ALBANY—When the State Senate returns on Wednesday, it will take up a school governance bill passed by the Assembly as well as a separate bill amending it.
This means that the Assembly bill—which David Paterson has said he will sign—would become law, and any changes or input that some Senate Democrats hope to make will sit in purgatory.
Two sources involved with the internal negotiations in the Democratic conference say those changes will be codified into a chapter amendment, which would revise the law already on the books. If it were ever to pass the Assembly.
"If we didn't do it he first time, I don't see why we'd come back," said Assemblyman Michael Benjamin, a Bronx Democrat who is a strong proponent of legislation that vests power in the hands of the mayor. "It would be a political statement to the UFT and some of the other folks, but I don't think that's where we should be spending our educational dollars, training parents to be professional parents."
Dan Weiller, a spokesman for Assembly Speaker Sheldon Silver, declined to comment on the chapter amendment.
As Benjamin suggested, a major component of the chapter amendment will be a provision to have an outside organization contracted to train parents to be involved, according to Senate sources. The Senate plan will also provide for more direct election of the members of community education councils, and create a commission to examine the effects of police officers in schools and another group to look at how the arts can be integrated into curricula. The chapter amendment will not add fixed terms for members of the Panel on Educational Policy or change the provision in the Assembly bill allowing the mayor to appoint a majority of its members
Some senators are still insisting that more has to be done to dilute the mayor's power over the schools, but they seem to be an shrinking minority. Sources predicted the Assembly bill—carried in the Senate by Frank Padavan, a Queens Republican—will pass with significant support from Republicans and several Democrats.
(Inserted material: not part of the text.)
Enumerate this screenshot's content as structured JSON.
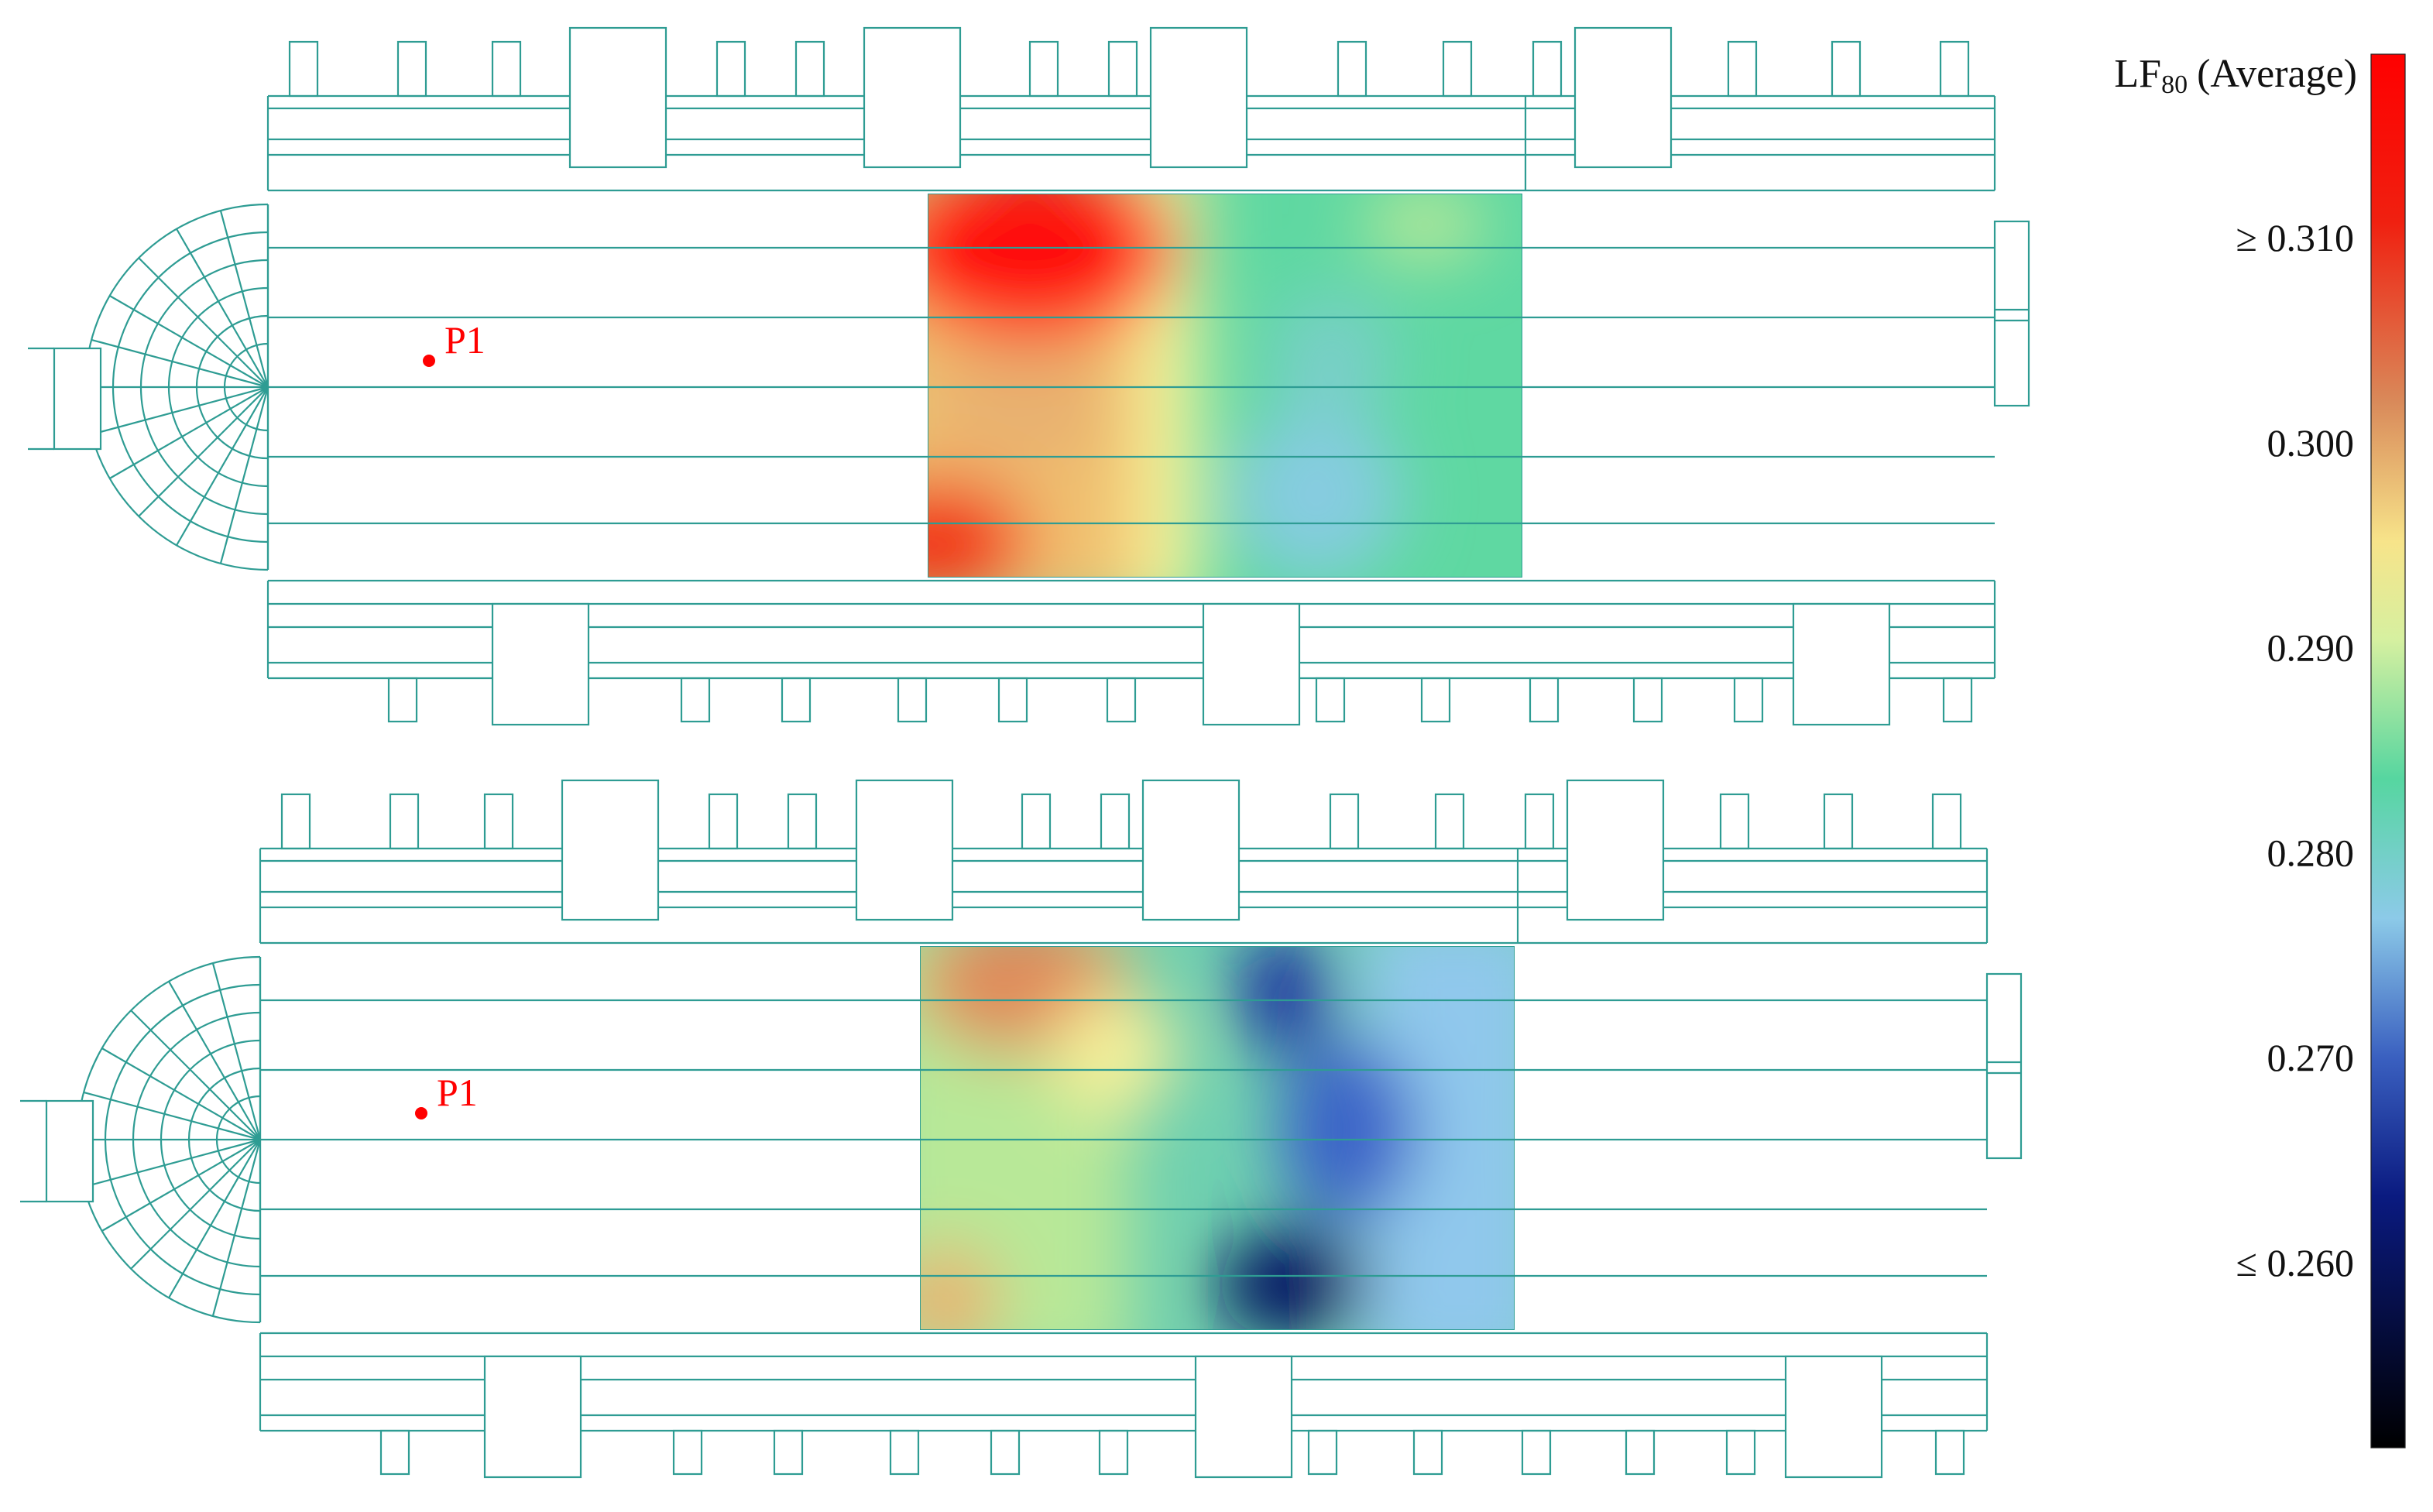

When asked what the Democratic conference's plans were regarding the bill, Austin Shafran, a spokesman for Senate president pro tem Malcolm Smith, said, "There is certainly an expectation to have a vote on mayoral control this week."
"It's an issue that's of grave importance to our conference especially due to the fact that an overwhelming majority of our members are products of our public-school system, and they want to make sure that the parents and the children that they represent have input into the system," he said.